这是德克萨斯州大学奥斯汀分校密码学课程的代写成功案例。
CS346课程简介
This course provides an introduction to modern cryptography. Topics include symmetric cryptography, public-key cryptography, digital signatures, key agreement, and zero-knowledge proofs. We will also cover proper usage of cryptographic primitives.
Location: RLP 1.104
Time: Tuesday, Thursday, 2:00pm-3:30pm
The default delivery of this course is in person. Recordings of the lectures will be available via Lectures Online. If you are not able to make it to lecture or are feeling unwell, please watch the recordings offline.
Prerequisites
Canvas: We will use Canvas, which includes links to Ed Discussion (for announcements and class discussions and Gradescope for assignment submission and grading.
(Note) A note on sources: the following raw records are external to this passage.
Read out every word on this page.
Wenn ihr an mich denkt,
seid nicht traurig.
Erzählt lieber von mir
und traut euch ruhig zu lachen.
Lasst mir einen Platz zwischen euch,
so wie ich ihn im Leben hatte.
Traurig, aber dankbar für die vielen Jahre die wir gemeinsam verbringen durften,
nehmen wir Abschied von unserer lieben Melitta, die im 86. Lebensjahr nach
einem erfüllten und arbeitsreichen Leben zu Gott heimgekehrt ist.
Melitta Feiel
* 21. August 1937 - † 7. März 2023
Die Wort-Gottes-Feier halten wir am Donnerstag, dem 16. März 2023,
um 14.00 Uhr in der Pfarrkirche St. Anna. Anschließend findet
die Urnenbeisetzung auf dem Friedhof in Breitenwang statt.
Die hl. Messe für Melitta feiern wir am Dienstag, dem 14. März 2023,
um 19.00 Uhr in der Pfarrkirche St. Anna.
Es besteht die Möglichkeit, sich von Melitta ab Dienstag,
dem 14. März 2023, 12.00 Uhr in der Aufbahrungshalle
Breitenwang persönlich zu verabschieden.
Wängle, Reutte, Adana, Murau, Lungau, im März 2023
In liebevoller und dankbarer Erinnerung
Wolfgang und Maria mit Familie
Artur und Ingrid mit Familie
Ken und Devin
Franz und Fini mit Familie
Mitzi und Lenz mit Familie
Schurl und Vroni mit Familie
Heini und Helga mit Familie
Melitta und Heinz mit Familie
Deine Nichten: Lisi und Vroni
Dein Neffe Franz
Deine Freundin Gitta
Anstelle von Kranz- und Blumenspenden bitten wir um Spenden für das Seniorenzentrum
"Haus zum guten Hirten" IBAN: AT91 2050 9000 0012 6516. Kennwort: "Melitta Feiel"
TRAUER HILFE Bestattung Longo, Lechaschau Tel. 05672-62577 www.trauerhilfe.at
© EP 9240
Ed Discussion: We will use Ed Discussion for class discussions and for sending out course announcements. If you have a question about the course material or course logistics, please post it on Ed Discussion instead of emailing the course staff directly. You should be automatically added to the Ed Discussion site via Canvas once the semester starts.
Lectures Online: Recordings of the lectures will be available via Lectures Online after the lecture (if available). You can also access Lectures Online via Canvas.
Gradescope: Homework submissions will be handled via Gradescope. You should be automatically enrolled in the course via Canvas once the semester starts.
Homework: Please see the Course Organization and Policies page for details on how to format and submit your homeworks as well as the collaboration policy for the course.
CS346 Cryptography HELP(EXAM HELP, ONLINE TUTOR)
Let $e$ be the encryption transformation defined as
$e=$ replace each letter of the plaintext with the letter that is $k$ places to the right in the alphabet, where $k$ is an integer that satisfies $k \in{0,1,2, \ldots, 25}$.
Suppose that $k_e=5$. Compute $C=e($ Montgomery, 5)
Let $d$ be the decryption transformation defined as
$d=$ replace each letter of the ciphertext with the letter that is $k$ places to the left in the alphabet, where $k$ is an integer that satisfies $k \in{0,1,2, \ldots, 25}$.
Suppose that $k_d=12$. Compute $M=d$ (mxsqndm, 12).
Suppose that Alice sends Bob the ciphertext $C=$ ZLUKOLSW using the encryption transformation $e$ of Exercise 1. During transmission, Malice obtains the partial ciphertext ZLUK. Find the value of $k_e$ and $k_d$. What is the plaintext message? What type of attack is Malice engaged in?
Suppose that Malice knows that Alice and Bob are using $e$ and $d$ as in Section 1.1 to communicate securely. Suppose that Malice has obtained the plaintext,ciphertext pairing secret, bnlanc. Explain how Malice can obtain the encryption key $k_e$. What is the value of $k_e$ ?)
Consider the following variation of the cryptosystem given in Section 1.1. In this case, the alphabet is the three-element set of letters ${a, b, c}$, and plaintext messages are finite sequences of $a$ ‘s, $b$ ‘s, and $c$ ‘s. Thus the message space $\mathcal{M}=$ ${a, b, c}^*$. Let $e$ be the encryption transformation defined as
$e=$ replace each letter of the plaintext with the letter that is $k$ places to the right in the alphabet, where $k$ is an integer that satisfies $k \in{0,1,2}$.
Using this cryptosystem, compute the following:
(a) $C=e($ accbbac, 2$)$
(b) $M=d($ abcacbc, 1$)$
MY-ASSIGNMENTEXPERT™可以为您提供 UTEXAS.EDU CS167 CRYPTOGRAPHY密码学的代写代考和辅导服务!